Deputy Speaker, the SABC recently came into the limelight for all the wrong reasons. As Mr Vadi indicated, there were serious cash shortages, reckless expenditure on extravagant functions, unlimited petrol cards, transgressions of tender regulations, insider trading - in general, a plundering of public resources for personal gain.
In short, there was gross mismanagement through a lethal mix of reckless arrogance, incompetence and individual greed. As a result, not only does the public broadcaster find itself in dire financial straits, but, as indicated by the Minister of Arts and Culture last week, the resulting financial chaos also bankrupted 80% of local film producers who closed their doors owing to payment defaults by the SABC. This is a direct loss of job opportunities in an already depressed economy.
The recently published Auditor-General report vindicated the position of Cope and members of the previous board. It fingers senior management, some of whom have since left the organisation with a platinum handshake and others who are still there. South Africa is now anxiously waiting for the outcomes of criminal and civil proceedings, as well as disciplinary processes within the organisation. Cope will insist that the law takes its course and that we have full transparency of the process.
The impact of the SABC saga will, however, remain for many years to come as an indictable heritage of brutal political power play in the governing alliance that chose to frustrate the previous board rather than to act on their early warnings of budget shortfalls and irregularities.
Instead, the post-Polokwane ANC went out of their way to collapse the now defunct board in order to replace it with a team that would dance to the tune of Umshini Wami. [Interjections.] Because the ANC fails to understand the difference between a party, a state and independent institutions such as the SABC, they decided to again micromanage the entire process - from nomination through to final appointment - with direct instructions from Luthuli House.

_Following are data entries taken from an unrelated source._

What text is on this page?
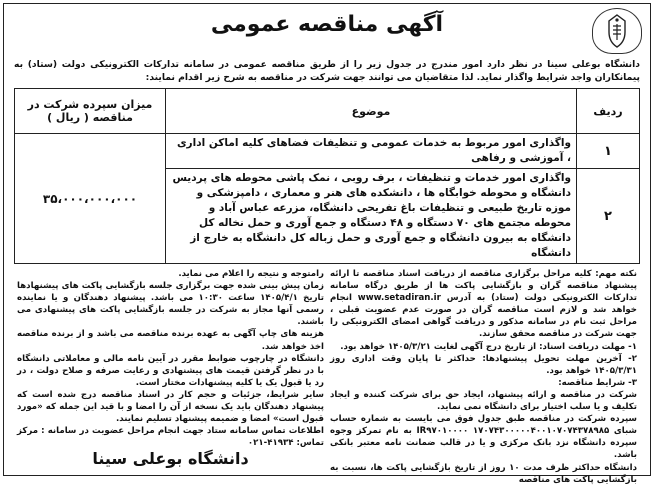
آگهی مناقصه عمومی
دانشگاه بوعلی سینا در نظر دارد امور مندرج در جدول زیر را از طریق مناقصه عمومی در سامانه تدارکات الکترونیکی دولت (ستاد) به پیمانکاران واجد شرایط واگذار نماید. لذا متقاضیان می توانند جهت شرکت در مناقصه به شرح زیر اقدام نمایند:
ردیف	موضوع	میزان سپرده شرکت در مناقصه ( ریال )
۱	واگذاری امور مربوط به خدمات عمومی و تنظیفات فضاهای کلیه اماکن اداری ، آموزشی و رفاهی	۳۵،۰۰۰،۰۰۰،۰۰۰
۲	واگذاری امور خدمات و تنظیفات ، برف روبی ، نمک پاشی محوطه های پردیس دانشگاه و محوطه خوابگاه ها ، دانشکده های هنر و معماری ، دامپزشکی و موزه تاریخ طبیعی و تنظیفات باغ تفریحی دانشگاه، مزرعه عباس آباد و محوطه مجتمع های ۷۰ دستگاه و ۴۸ دستگاه و جمع آوری و حمل نخاله کل دانشگاه به بیرون دانشگاه و جمع آوری و حمل زباله کل دانشگاه به خارج از دانشگاه	

نکته مهم: کلیه مراحل برگزاری مناقصه از دریافت اسناد مناقصه تا ارائه پیشنهاد مناقصه گران و بازگشایی پاکت ها از طریق درگاه سامانه تدارکات الکترونیکی دولت (ستاد) به آدرس www.setadiran.ir انجام خواهد شد و لازم است مناقصه گران در صورت عدم عضویت قبلی ، مراحل ثبت نام در سامانه مذکور و دریافت گواهی امضای الکترونیکی را جهت شرکت در مناقصه محقق سازند.

۱- مهلت دریافت اسناد: از تاریخ درج آگهی لغایت ۱۴۰۵/۳/۲۱ خواهد بود.

۲- آخرین مهلت تحویل پیشنهادها: حداکثر تا پایان وقت اداری روز ۱۴۰۵/۳/۳۱ خواهد بود.

۳- شرایط مناقصه:

شرکت در مناقصه و ارائه پیشنهاد، ایجاد حق برای شرکت کننده و ایجاد تکلیف و یا سلب اختیار برای دانشگاه نمی نماید.

سپرده شرکت در مناقصه طبق جدول فوق می بایست به شماره حساب شبای ۱۷۰۷۴۳۰۰۰۰۰۴۰۰۱۰۷۰۷۴۳۷۸۹۸۵ IR۹۷۰۱۰۰۰۰ به نام تمرکز وجوه سپرده دانشگاه نزد بانک مرکزی و یا در قالب ضمانت نامه معتبر بانکی باشد.

دانشگاه حداکثر ظرف مدت ۱۰ روز از تاریخ بازگشایی پاکت ها، نسبت به بازگشایی پاکت های مناقصه

رامتوجه و نتیجه را اعلام می نماید.

زمان پیش بینی شده جهت برگزاری جلسه بازگشایی پاکت های پیشنهادها تاریخ ۱۴۰۵/۴/۱ ساعت ۱۰:۳۰ می باشد. پیشنهاد دهندگان و یا نماینده رسمی آنها مجاز به شرکت در جلسه بازگشایی پاکت های پیشنهادی می باشند.

هزینه های چاپ آگهی به عهده برنده مناقصه می باشد و از برنده مناقصه اخذ خواهد شد.

دانشگاه در چارچوب ضوابط مقرر در آیین نامه مالی و معاملاتی دانشگاه با در نظر گرفتن قیمت های پیشنهادی و رعایت صرفه و صلاح دولت ، در رد یا قبول یک یا کلیه پیشنهادات مختار است.

سایر شرایط، جزئیات و حجم کار در اسناد مناقصه درج شده است که پیشنهاد دهندگان باید یک نسخه از آن را امضا و با قید این جمله که «مورد قبول است» امضا و ضمیمه پیشنهاد تسلیم نمایند.

اطلاعات تماس سامانه ستاد جهت انجام مراحل عضویت در سامانه : مرکز تماس: ۴۱۹۳۴-۰۲۱

دانشگاه بوعلی سینا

While opposition parties trusted South Africans to nominate candidates for the board, the SACP-led ruling party filibustered sincere attempts on our part to conduct an arms-length process which would have been fully inclusive. Their preferred cadres were nominated from Luthuli House, Tuynhuys, Cosatu House and SACP headquarters. And owing to the slumbering turf wars in the governing alliance, every faction had to be represented, presumably to watch over each other. Even Julius Malema had his personal hand puppet. [Interjections.]